Back when publishers still released books about Iraq, Thomas Ricks wrote a pair of them that were forward-thinking for the time but now look powerfully prescient. Fiasco: The American Military Adventure in Iraq, 2003 to 2005 (2006) was a damning an indictment of the Bush / Cheney / Rumsfeld crew’s excited rush to war and then seeming boredom with the details of actually managing it. It wasn’t the first book to lay out that case, but given the depth of Ricks’s reporting and his lack of ideological cant (which hampered a number of other books on the Iraq fisaco), it was one of the most definitive and difficult to dispute.
It was Fiasco’s less-celebrated 2009 companion volume, however, that truly stands out today.

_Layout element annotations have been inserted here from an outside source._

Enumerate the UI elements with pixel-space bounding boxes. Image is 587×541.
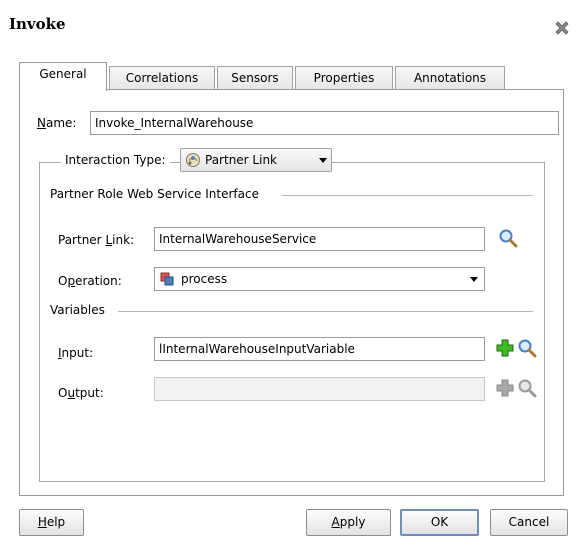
input-label: Input: [58,346,94,360]
add-icon[interactable] [495,338,515,358]
output-label: Output: [58,386,104,400]
cancel-button[interactable]: Cancel [490,509,568,536]
name-label: Name: [37,116,77,130]
operation-select[interactable]: process [154,267,485,291]
interaction-type-label: Interaction Type: [61,153,170,167]
search-icon [518,379,537,398]
dialog-title: Invoke [9,15,66,33]
interaction-type-group [39,162,545,482]
tab-label: Annotations [413,71,487,85]
general-tab-panel: Name: Invoke_InternalWarehouse Interacti… [19,89,564,496]
tab-sensors[interactable]: Sensors [217,66,293,90]
ok-button[interactable]: OK [400,509,479,536]
tab-label: Sensors [231,71,279,85]
tab-general[interactable]: General [19,62,107,91]
help-button[interactable]: Help [19,509,84,536]
tab-label: Correlations [125,71,199,85]
interaction-type-value: Partner Link [205,153,277,167]
tab-properties[interactable]: Properties [295,66,393,90]
chevron-down-icon [470,277,478,282]
search-icon[interactable] [498,228,518,248]
input-variable-value: lInternalWarehouseInputVariable [159,342,355,356]
name-value: Invoke_InternalWarehouse [95,116,254,130]
partner-link-value: InternalWarehouseService [159,232,317,246]
name-field[interactable]: Invoke_InternalWarehouse [90,111,559,135]
close-icon[interactable] [554,20,570,36]
apply-button[interactable]: Apply [306,509,391,536]
partner-link-label: Partner Link: [58,233,135,247]
tab-label: General [39,67,87,81]
partner-link-field[interactable]: InternalWarehouseService [154,227,485,251]
cancel-label: Cancel [508,515,550,529]
variables-section-title: Variables [50,303,105,317]
partner-link-icon [186,153,200,167]
section-divider [118,311,533,312]
interaction-type-dropdown[interactable]: Partner Link [180,148,332,172]
search-icon[interactable] [517,338,537,358]
tab-correlations[interactable]: Correlations [109,66,215,90]
tab-annotations[interactable]: Annotations [395,66,505,90]
dialog-title-bar: Invoke [0,0,587,52]
output-variable-field [154,377,485,401]
ok-label: OK [430,515,449,529]
operation-label: Operation: [58,274,122,288]
add-icon [496,379,514,397]
partner-role-section-title: Partner Role Web Service Interface [50,187,259,201]
input-variable-field[interactable]: lInternalWarehouseInputVariable [154,337,485,361]
section-divider [282,195,533,196]
operation-value: process [181,272,228,286]
chevron-down-icon [319,158,327,163]
tab-label: Properties [313,71,375,85]
operation-icon [160,272,174,286]
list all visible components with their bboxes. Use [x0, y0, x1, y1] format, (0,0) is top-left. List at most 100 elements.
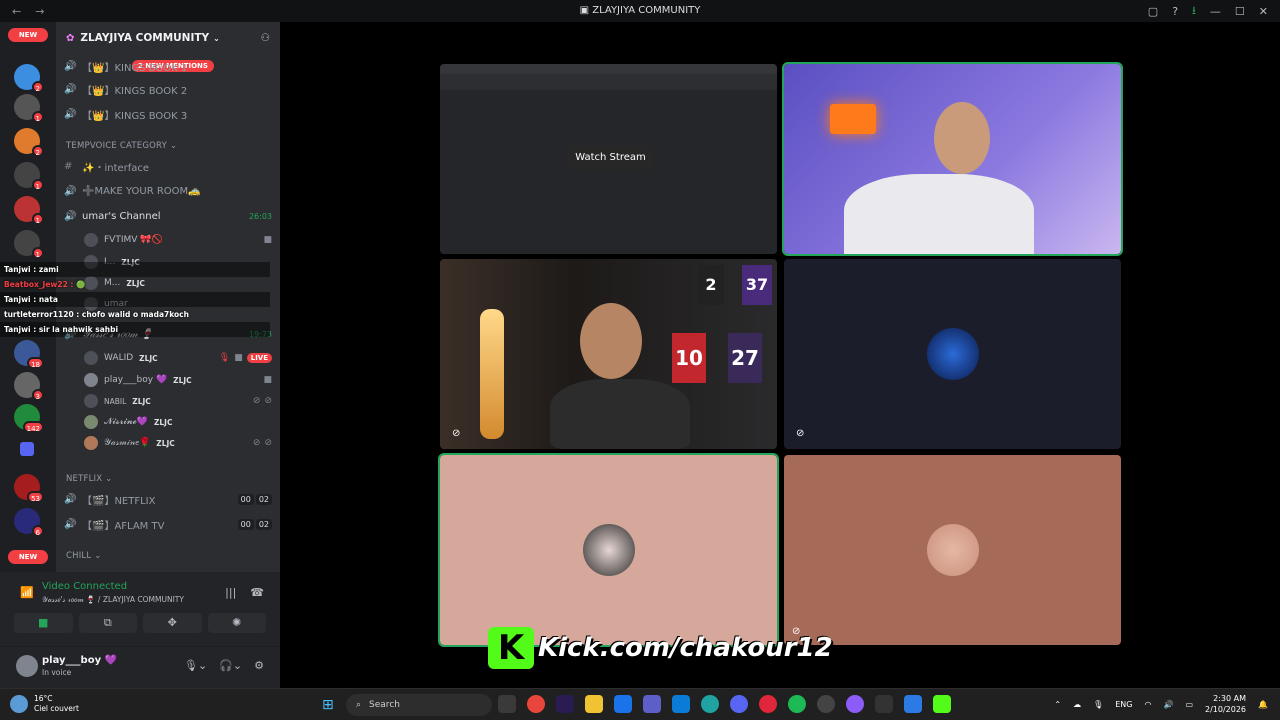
add-member-icon[interactable]: ⚇ [261, 32, 270, 44]
avatar [582, 524, 635, 576]
volume-icon[interactable]: 🔊 [1163, 700, 1173, 709]
soundboard-button[interactable]: ✺ [207, 613, 266, 633]
activities-button[interactable]: ✥ [143, 613, 202, 633]
server-icon[interactable]: 1 [14, 230, 44, 259]
task-view-icon[interactable] [498, 695, 516, 713]
close-button[interactable]: ✕ [1259, 5, 1268, 18]
voice-channel[interactable]: 🔊 umar's Channel 26:03 [64, 206, 272, 226]
inbox-icon[interactable]: ▢ [1148, 5, 1158, 18]
video-tile[interactable] [782, 62, 1123, 256]
watch-stream-button[interactable]: Watch Stream [568, 146, 653, 170]
voice-user[interactable]: 𝓝𝓲𝓼𝓻𝓲𝓷𝓮💜 ZLJC [84, 413, 272, 431]
help-icon[interactable]: ? [1172, 5, 1178, 18]
server-icon[interactable]: 1 [14, 196, 44, 225]
signal-icon[interactable]: 📶 [20, 586, 34, 599]
folder-icon[interactable] [20, 442, 34, 456]
server-icon[interactable]: 142 [14, 404, 44, 433]
server-icon[interactable]: 18 [14, 340, 44, 369]
server-icon[interactable]: 6 [14, 508, 44, 537]
voice-location[interactable]: 𝒴𝒶𝓈𝓈𝑒'𝓈 𝓇𝑜𝑜𝓂 🍷 / ZLAYJIYA COMMUNITY [42, 595, 184, 605]
avatar[interactable] [16, 655, 38, 677]
video-tile[interactable]: ⊘ [784, 259, 1121, 449]
gear-icon[interactable]: ⚙ [254, 659, 264, 672]
terminal-icon[interactable] [875, 695, 893, 713]
network-icon[interactable]: ☁ [1073, 700, 1081, 709]
clock[interactable]: 2:30 AM 2/10/2026 [1205, 693, 1246, 715]
live-badge[interactable]: LIVE [246, 353, 272, 363]
back-arrow-icon[interactable]: ← [12, 5, 21, 18]
kick-app-icon[interactable] [933, 695, 951, 713]
video-tile[interactable]: ⊘ [784, 455, 1121, 645]
disconnect-icon[interactable]: ☎ [250, 586, 264, 599]
maximize-button[interactable]: ☐ [1235, 5, 1245, 18]
forward-arrow-icon[interactable]: → [35, 5, 44, 18]
server-icon[interactable]: 2 [14, 64, 44, 93]
discord-icon[interactable] [730, 695, 748, 713]
category-netflix[interactable]: NETFLIX ⌄ [66, 474, 113, 484]
category-tempvoice[interactable]: TEMPVOICE CATEGORY ⌄ [66, 141, 177, 151]
battery-icon[interactable]: ▭ [1185, 700, 1193, 709]
taskbar-search[interactable]: ⌕ Search [346, 694, 492, 716]
server-icon[interactable]: 53 [14, 474, 44, 503]
text-channel[interactable]: # ✨・interface [64, 156, 272, 176]
mic-icon[interactable]: 🎙⌄ [184, 659, 207, 672]
spotify-icon[interactable] [788, 695, 806, 713]
channel-label: ➕MAKE YOUR ROOM🚕 [82, 185, 201, 197]
app-icon[interactable] [846, 695, 864, 713]
opera-icon[interactable] [759, 695, 777, 713]
category-chill[interactable]: CHILL ⌄ [66, 551, 102, 561]
chevron-up-icon[interactable]: ⌃ [1054, 700, 1061, 709]
channel-label: ✨・interface [82, 162, 150, 174]
weather-temp: 16°C [34, 694, 53, 703]
camera-button[interactable]: ■ [14, 613, 73, 633]
stream-tile[interactable]: Watch Stream [440, 64, 777, 254]
headphones-icon[interactable]: 🎧⌄ [219, 659, 242, 672]
app-icon[interactable] [904, 695, 922, 713]
new-unreads-pill[interactable]: NEW [8, 28, 48, 42]
new-unreads-pill[interactable]: NEW [8, 550, 48, 564]
weather-widget[interactable]: 16°C Ciel couvert [10, 694, 79, 714]
badge: 6 [31, 525, 44, 537]
server-icon[interactable]: 2 [14, 128, 44, 157]
voice-user[interactable]: 𝒴𝒶𝓈𝓂𝒾𝓃𝑒🌹 ZLJC ⊘ ⊘ [84, 434, 272, 452]
app-icon[interactable] [614, 695, 632, 713]
hash-icon: # [64, 160, 73, 172]
voice-channel[interactable]: 🔊 【🎬】NETFLIX 00 02 [64, 489, 272, 509]
mic-icon[interactable]: 🎙 [1093, 700, 1103, 709]
steam-icon[interactable] [817, 695, 835, 713]
edge-icon[interactable] [701, 695, 719, 713]
server-icon[interactable]: 1 [14, 162, 44, 191]
voice-channel[interactable]: 🔊 【🎬】AFLAM TV 00 02 [64, 514, 272, 534]
video-tile[interactable] [438, 453, 779, 647]
windows-start-icon[interactable]: ⊞ [322, 697, 334, 713]
server-icon[interactable]: 3 [14, 372, 44, 401]
noise-suppression-icon[interactable]: ||| [225, 586, 236, 599]
notification-icon[interactable]: 🔔 [1258, 700, 1268, 709]
language-indicator[interactable]: ENG [1115, 700, 1132, 709]
voice-user[interactable]: NABIL ZLJC ⊘ ⊘ [84, 392, 272, 410]
badge: 142 [22, 421, 44, 433]
voice-user[interactable]: WALID ZLJC 🎙 ■ LIVE [84, 349, 272, 367]
premiere-icon[interactable] [556, 695, 574, 713]
video-tile[interactable]: 10 27 2 37 ⊘ [440, 259, 777, 449]
screen-share-button[interactable]: ⧉ [78, 613, 137, 633]
guild-header[interactable]: ✿ ZLAYJIYA COMMUNITY ⌄ ⚇ [56, 22, 280, 54]
wifi-icon[interactable]: ◠ [1144, 700, 1151, 709]
system-tray: ⌃ ☁ 🎙 ENG ◠ 🔊 ▭ 2:30 AM 2/10/2026 🔔 [1054, 693, 1268, 715]
user-name: play___boy 💜 [42, 655, 118, 666]
server-icon[interactable]: 1 [14, 94, 44, 123]
voice-status[interactable]: Video Connected [42, 581, 127, 592]
chrome-icon[interactable] [527, 695, 545, 713]
voice-user[interactable]: FVTIMV 🎀🚫 ■ [84, 231, 272, 249]
teams-icon[interactable] [643, 695, 661, 713]
voice-channel[interactable]: 🔊 【👑】KINGS BOOK 3 [64, 104, 272, 124]
user-name: 𝓝𝓲𝓼𝓻𝓲𝓷𝓮💜 [104, 417, 148, 427]
file-explorer-icon[interactable] [585, 695, 603, 713]
voice-channel[interactable]: 🔊 【👑】KINGS BOOK 1 [64, 56, 272, 76]
voice-user[interactable]: play___boy 💜 ZLJC ■ [84, 371, 272, 389]
voice-channel[interactable]: 🔊 【👑】KINGS BOOK 2 [64, 79, 272, 99]
outlook-icon[interactable] [672, 695, 690, 713]
voice-channel[interactable]: 🔊 ➕MAKE YOUR ROOM🚕 [64, 181, 272, 201]
download-icon[interactable]: ⭳ [1192, 2, 1196, 21]
minimize-button[interactable]: — [1210, 5, 1221, 18]
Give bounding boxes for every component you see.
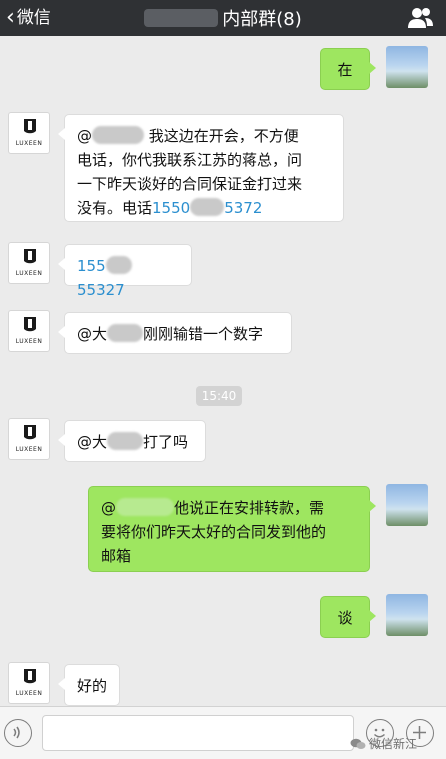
redacted-name [107,432,144,450]
group-members-icon [408,8,433,28]
message-bubble[interactable]: 谈 [320,596,376,638]
redacted-name [116,498,174,516]
group-members-button[interactable] [406,4,434,32]
phone-link[interactable]: 1550 5372 [152,198,263,217]
message-line: 一下昨天谈好的合同保证金打过来 [77,175,303,193]
redacted-name [92,126,144,144]
phone-start: 155 [77,257,106,275]
message-bubble[interactable]: @大 刚刚输错一个数字 [58,312,292,354]
message-bubble[interactable]: 在 [320,48,376,90]
message-input[interactable] [42,715,354,751]
mention: @大 [77,433,108,451]
phone-link[interactable]: 155 55327 [77,256,132,299]
mention: @ [101,499,116,517]
message-line: 邮箱 [101,547,132,565]
watermark-text: 微信新江 [369,737,418,751]
luxeen-logo-icon [24,669,36,684]
self-avatar[interactable] [386,484,428,526]
message-line: 没有。电话 [77,199,153,217]
logo-text: LUXEEN [15,338,43,345]
message-line: 我这边在开会，不方便 [148,127,299,145]
mention: @大 [77,325,108,343]
sender-avatar[interactable]: LUXEEN [8,662,50,704]
self-avatar[interactable] [386,46,428,88]
logo-text: LUXEEN [15,270,43,277]
message-text: 好的 [77,677,108,695]
voice-icon [13,726,20,739]
phone-end: 55327 [77,281,125,299]
chat-title: 内部群(8) [222,9,302,30]
message-line: 电话，你代我联系江苏的蒋总，问 [77,151,303,169]
chat-header: ‹ 微信 内部群(8) [0,0,446,36]
message-bubble[interactable]: 好的 [58,664,120,706]
mention: @ [77,127,92,145]
message-line: 要将你们昨天太好的合同发到他的 [101,523,327,541]
redacted-digits [190,198,225,216]
luxeen-logo-icon [24,249,36,264]
message-text: 打了吗 [143,433,189,451]
sender-avatar[interactable]: LUXEEN [8,112,50,154]
redacted-digits [105,256,132,274]
luxeen-logo-icon [24,317,36,332]
luxeen-logo-icon [24,425,36,440]
voice-button[interactable] [4,719,32,747]
message-bubble[interactable]: 155 55327 [58,244,192,299]
logo-text: LUXEEN [15,446,43,453]
message-line: 他说正在安排转款，需 [174,499,325,517]
message-text: 刚刚输错一个数字 [143,325,264,343]
message-bubble[interactable]: @ 他说正在安排转款，需 要将你们昨天太好的合同发到他的 邮箱 [88,486,376,572]
phone-start: 1550 [152,199,191,217]
wechat-icon [350,738,366,749]
phone-end: 5372 [224,199,263,217]
sender-avatar[interactable]: LUXEEN [8,310,50,352]
title-area: 内部群(8) [0,0,446,36]
watermark: 微信新江 [350,735,417,752]
sender-avatar[interactable]: LUXEEN [8,418,50,460]
redacted-title-part [144,9,219,27]
message-bubble[interactable]: @大 打了吗 [58,420,206,462]
message-text: 在 [337,61,353,79]
self-avatar[interactable] [386,594,428,636]
message-bubble[interactable]: @ 我这边在开会，不方便 电话，你代我联系江苏的蒋总，问 一下昨天谈好的合同保证… [58,114,344,222]
logo-text: LUXEEN [15,140,43,147]
sender-avatar[interactable]: LUXEEN [8,242,50,284]
luxeen-logo-icon [24,119,36,134]
input-bar: 微信新江 [0,706,446,759]
logo-text: LUXEEN [15,690,43,697]
message-text: 谈 [337,609,353,627]
timestamp: 15:40 [196,386,242,406]
redacted-name [107,324,144,342]
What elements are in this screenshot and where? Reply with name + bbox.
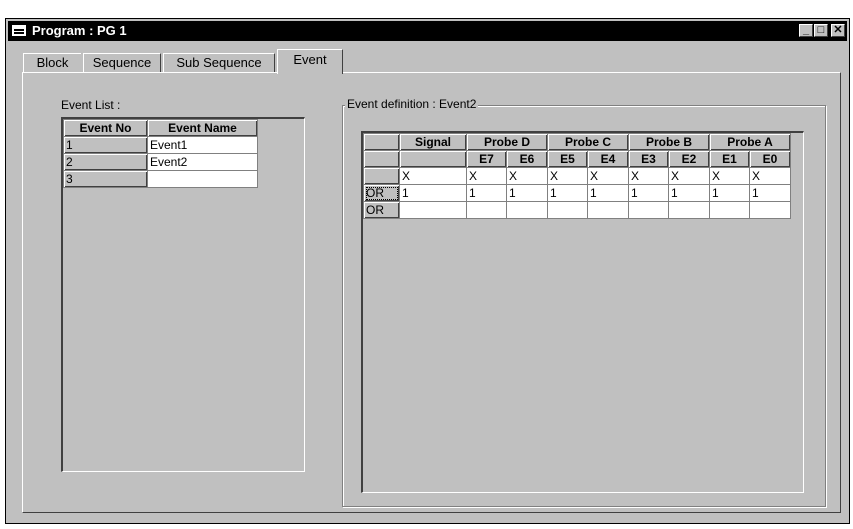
subheader-e6[interactable]: E6 (506, 150, 548, 168)
table-row[interactable]: 2 Event2 (63, 153, 258, 171)
probe-cell[interactable] (466, 201, 507, 219)
tab-block[interactable]: Block (23, 53, 81, 73)
table-row[interactable]: 3 (63, 170, 258, 188)
subheader-signal (399, 150, 467, 168)
title-bar[interactable]: Program : PG 1 _ □ ✕ (8, 21, 847, 41)
signal-cell[interactable] (399, 201, 467, 219)
probe-cell[interactable]: X (709, 167, 750, 185)
close-icon: ✕ (833, 24, 843, 36)
subheader-e4[interactable]: E4 (587, 150, 629, 168)
event-tab-panel: Event List : Event No Event Name 1 Event… (22, 72, 841, 513)
close-button[interactable]: ✕ (831, 24, 845, 37)
program-window: Program : PG 1 _ □ ✕ Block Sequence Sub … (5, 18, 850, 524)
row-prefix[interactable]: OR (363, 201, 400, 219)
probe-cell[interactable]: 1 (749, 184, 791, 202)
corner-header (363, 133, 400, 151)
table-row[interactable]: X X X X X X X X X (363, 167, 791, 185)
table-row[interactable]: 1 Event1 (63, 136, 258, 154)
probe-cell[interactable]: 1 (668, 184, 710, 202)
probe-cell[interactable]: 1 (587, 184, 629, 202)
subheader-e3[interactable]: E3 (628, 150, 669, 168)
column-header-probe-c[interactable]: Probe C (547, 133, 629, 151)
probe-cell[interactable]: X (587, 167, 629, 185)
row-prefix[interactable]: OR (363, 184, 400, 202)
event-name-cell[interactable]: Event2 (147, 153, 258, 171)
probe-cell[interactable] (749, 201, 791, 219)
subheader-e7[interactable]: E7 (466, 150, 507, 168)
event-list-grid[interactable]: Event No Event Name 1 Event1 2 Event2 3 (61, 117, 305, 472)
table-row[interactable]: OR 1 1 1 1 1 1 1 1 1 (363, 184, 791, 202)
tab-label: Event (293, 52, 327, 67)
tab-label: Sequence (92, 55, 152, 70)
probe-cell[interactable] (628, 201, 669, 219)
maximize-icon: □ (817, 24, 825, 36)
subheader-e1[interactable]: E1 (709, 150, 750, 168)
column-header-probe-b[interactable]: Probe B (628, 133, 710, 151)
probe-cell[interactable]: X (628, 167, 669, 185)
probe-cell[interactable]: 1 (506, 184, 548, 202)
probe-cell[interactable]: X (506, 167, 548, 185)
tab-label: Block (36, 55, 69, 70)
event-definition-label: Event definition : Event2 (345, 97, 479, 111)
minimize-icon: _ (802, 24, 810, 36)
subheader-e0[interactable]: E0 (749, 150, 791, 168)
event-no-cell[interactable]: 3 (63, 170, 148, 188)
subheader-e5[interactable]: E5 (547, 150, 588, 168)
probe-cell[interactable]: X (668, 167, 710, 185)
event-no-cell[interactable]: 2 (63, 153, 148, 171)
maximize-button[interactable]: □ (814, 24, 828, 37)
tab-event[interactable]: Event (277, 49, 343, 74)
column-header-probe-d[interactable]: Probe D (466, 133, 548, 151)
probe-cell[interactable] (547, 201, 588, 219)
probe-cell[interactable]: X (466, 167, 507, 185)
event-name-cell[interactable]: Event1 (147, 136, 258, 154)
probe-cell[interactable] (587, 201, 629, 219)
column-header-probe-a[interactable]: Probe A (709, 133, 791, 151)
probe-cell[interactable] (506, 201, 548, 219)
event-list-label: Event List : (61, 98, 121, 112)
table-row[interactable]: OR (363, 201, 791, 219)
window-title: Program : PG 1 (32, 23, 127, 38)
column-header-signal[interactable]: Signal (399, 133, 467, 151)
tab-sequence[interactable]: Sequence (83, 53, 161, 73)
signal-cell[interactable]: 1 (399, 184, 467, 202)
event-name-cell[interactable] (147, 170, 258, 188)
probe-cell[interactable]: X (547, 167, 588, 185)
row-prefix[interactable] (363, 167, 400, 185)
signal-cell[interactable]: X (399, 167, 467, 185)
tab-label: Sub Sequence (176, 55, 262, 70)
probe-cell[interactable] (668, 201, 710, 219)
probe-cell[interactable]: 1 (466, 184, 507, 202)
probe-cell[interactable]: 1 (709, 184, 750, 202)
column-header-event-name[interactable]: Event Name (147, 119, 258, 137)
event-definition-grid[interactable]: Signal Probe D Probe C Probe B Probe A E… (361, 131, 804, 493)
column-header-event-no[interactable]: Event No (63, 119, 148, 137)
minimize-button[interactable]: _ (799, 24, 813, 37)
table-icon (12, 25, 26, 36)
row-header[interactable] (363, 150, 400, 168)
probe-cell[interactable] (709, 201, 750, 219)
probe-cell[interactable]: 1 (547, 184, 588, 202)
probe-cell[interactable]: 1 (628, 184, 669, 202)
event-no-cell[interactable]: 1 (63, 136, 148, 154)
tab-sub-sequence[interactable]: Sub Sequence (163, 53, 275, 73)
subheader-e2[interactable]: E2 (668, 150, 710, 168)
probe-cell[interactable]: X (749, 167, 791, 185)
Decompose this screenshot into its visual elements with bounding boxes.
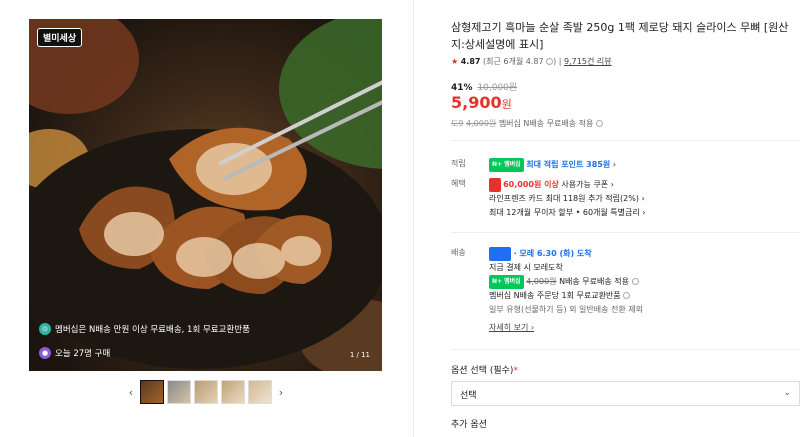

By that time, America seemed tired of even contemplating the Iraq War, much less debating it. Establishment Democrats and even staunchly anti-Bush lefties tended to cower before the media juggernaut of Gen. David Petraeus and his 2007 troop surge. Ricks’s aptly titled The Gamble: General David Petraeus and the American Military Adventure in Iraq, 2006–2008 (original review here) told the story of the surge and the last great battles of the American part of the Iraq War.
Something of a last-minute hail mary from an administration desperate to stem the bloody tidal wave of sectarian butchery that was consuming, Petraeus’s surge was essentially classic counterinsurgency warfare implemented years after it should have been. Petraeus didn’t invent it, but he was smart and forceful enough to shame the Pentagon and White House into adopting it.
Indeed, Petraeus and his tenacious second-in-command Lt. Gen. Ray Odierno brought in unconventional ideas (including the arming of Sunni militias to help fight insurgents), pushed their troops into using new and frequently more dangerous tactics, and were eventually credited with keeping the fragile Iraqi government from complete collapse. That ended up being the takeaway for most people followed reporting on the war: Petraeus’s surge worked.
There’s a big however here, though. Ricks’s book agrees with part of that assessment. In the latter part of The Gamble, he lays out important conditions for what needed to follow. His prediction that a large number of American troops would need to stay in Iraq for years to come (Odierno thought 30,000 would still have to be on the ground by 2015) didn’t come to pass. But Ricks’s belief that the surge would be ultimately a pointless delaying action if the Iraqi government didn’t start to function with an at least moderate level of efficiency of fairness.
According to Ricks, “At the end of the surge, the fundamental political problems facing Iraq were the same ones as when it began.”
Between the time Ricks wrote that line and the recent catastrophic routing of Iraqi soldiers by al-Qaeda offshoot ISIS (Islamic State of Iraq and Syria), the civilian government in Baghdad had done little but foster more of the sectarian internecine warfare that the surge had tried to tamp down. Everything from purging the army and bureaucracies of competent people who happened to be of the wrong sect to ministerial death squads convinced many of the country’s Sunni minority that they had no representation in Prime Minister Nouri al-Maliki’s majority Shiite government.
The ISIS’ current onslaught, in which a few thousand (at most) Sunni fighters—better-trained, armed, and organized than any the US faced—soundly defeated Iraqi army units many times their number, looks to be in part the reaping of a crop sown in the aftermath of the pointless American invasion and its frighteningly amateurish occupation.
Ricks ended The Gamble with a haunting line: “The events for which the Iraq war will be remembered by us and by the world have not yet happened.”
For years, especially after the American troop drawdown, it seemed as though Iraq would muddle along in a chaotic but eventually stabilizing way familiar to many Middle Eastern countries with oil wealth. Although the bombings continued, it was possible to believe that the conflict was in fact done. What the recent events have proven is that Ricks was right: the 11-year-old Iraq War is far from over.